Systems mindset to leverage this moment
Here's what's different about a systems approach: every investment compounds. Money spent strengthening regulatory capacity helps with lenacapavir and every medicine after. Digital patient registries built for HIV prevention can track immunizations, chronic disease, and maternal health. Supply chain improvements benefit every health program. The geospatial planning infrastructure for lenacapavir distribution – tools like Crosscut that map service areas – gets reused for vaccine campaigns, nutrition programs, malaria control.
This is the opposite of vertical, disease-specific programming. We can't afford parallel systems for each innovation. We need foundational infrastructure that makes all innovations accessible.
The lenacapavir agreements demonstrate what's possible when pharmaceutical innovation meets financing creativity meets public health pragmatism. But let's not confuse possibility with inevitability.
The next chapter – where lenacapavir actually reaches the adolescent girl in rural Malawi, the young man in urban Lagos, the sex worker in Mumbai – depends entirely on whether we invest in the unglamorous, essential work of building and strengthening health systems.
The opportunity at hand
And here's the opportunity: if we do this right, if we make parallel investments in systems alongside this breakthrough drug, we don't just deliver lenacapavir.
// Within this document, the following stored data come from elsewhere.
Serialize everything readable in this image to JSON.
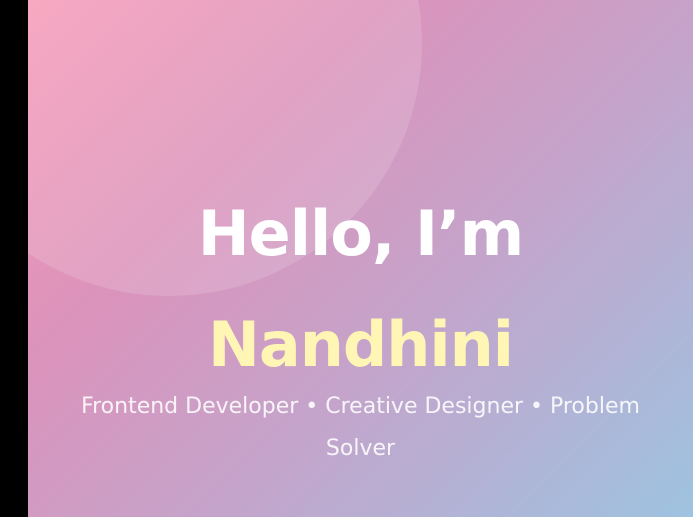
{
  "hero": {
    "greeting": "Hello, I’m",
    "name": "Nandhini",
    "tagline": "Frontend Developer • Creative Designer • Problem Solver"
  },
  "colors": {
    "gradient_start": "#f79ab7",
    "gradient_end": "#9ec3e0",
    "greeting_text": "#ffffff",
    "name_text": "#fff6b6",
    "frame_edge": "#000000"
  }
}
We build infrastructure that delivers better health outcomes across the board, creates more resilient health systems, and makes the next innovation faster and easier to deploy.
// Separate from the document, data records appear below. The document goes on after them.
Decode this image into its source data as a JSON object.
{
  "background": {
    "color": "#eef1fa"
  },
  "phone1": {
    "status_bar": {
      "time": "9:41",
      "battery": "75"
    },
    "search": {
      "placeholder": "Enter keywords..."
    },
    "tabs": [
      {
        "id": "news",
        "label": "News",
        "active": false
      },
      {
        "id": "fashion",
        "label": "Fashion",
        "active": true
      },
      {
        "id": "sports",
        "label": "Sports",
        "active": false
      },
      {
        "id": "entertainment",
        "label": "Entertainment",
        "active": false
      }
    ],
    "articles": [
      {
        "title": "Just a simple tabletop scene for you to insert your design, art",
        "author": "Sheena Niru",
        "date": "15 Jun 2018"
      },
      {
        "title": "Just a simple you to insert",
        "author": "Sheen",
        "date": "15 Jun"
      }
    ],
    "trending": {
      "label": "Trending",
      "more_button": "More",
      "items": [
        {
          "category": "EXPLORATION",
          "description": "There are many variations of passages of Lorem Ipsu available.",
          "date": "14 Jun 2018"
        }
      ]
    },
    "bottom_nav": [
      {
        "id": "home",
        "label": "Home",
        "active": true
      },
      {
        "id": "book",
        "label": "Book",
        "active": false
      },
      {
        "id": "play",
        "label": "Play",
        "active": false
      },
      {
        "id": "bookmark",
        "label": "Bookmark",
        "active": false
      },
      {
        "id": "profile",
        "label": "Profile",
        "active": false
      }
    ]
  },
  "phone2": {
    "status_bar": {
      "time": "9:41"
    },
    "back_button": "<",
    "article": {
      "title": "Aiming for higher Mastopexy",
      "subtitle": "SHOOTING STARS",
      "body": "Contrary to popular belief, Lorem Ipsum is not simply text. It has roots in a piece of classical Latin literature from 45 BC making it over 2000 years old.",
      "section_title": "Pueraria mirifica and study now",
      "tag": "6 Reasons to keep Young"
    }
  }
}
Let’s celebrate the breakthrough. Let’s celebrate the investments and pricing agreements. AND Let’s invest in the systems. Let’s fund the infrastructure. Hold partners accountable for systems investments with the same vigor we celebrate drug pricing agreements. Because access without systems is just a well-intentioned press release. But systems strengthened through innovations like lenacapavir create the foundation for health equity that lasts beyond any single drug or program.
The miracle drug is here. The financing is coming together. Now we need the systems to deliver the miracle – and we need them in months, not years. The world is watching. Let's not waste this moment.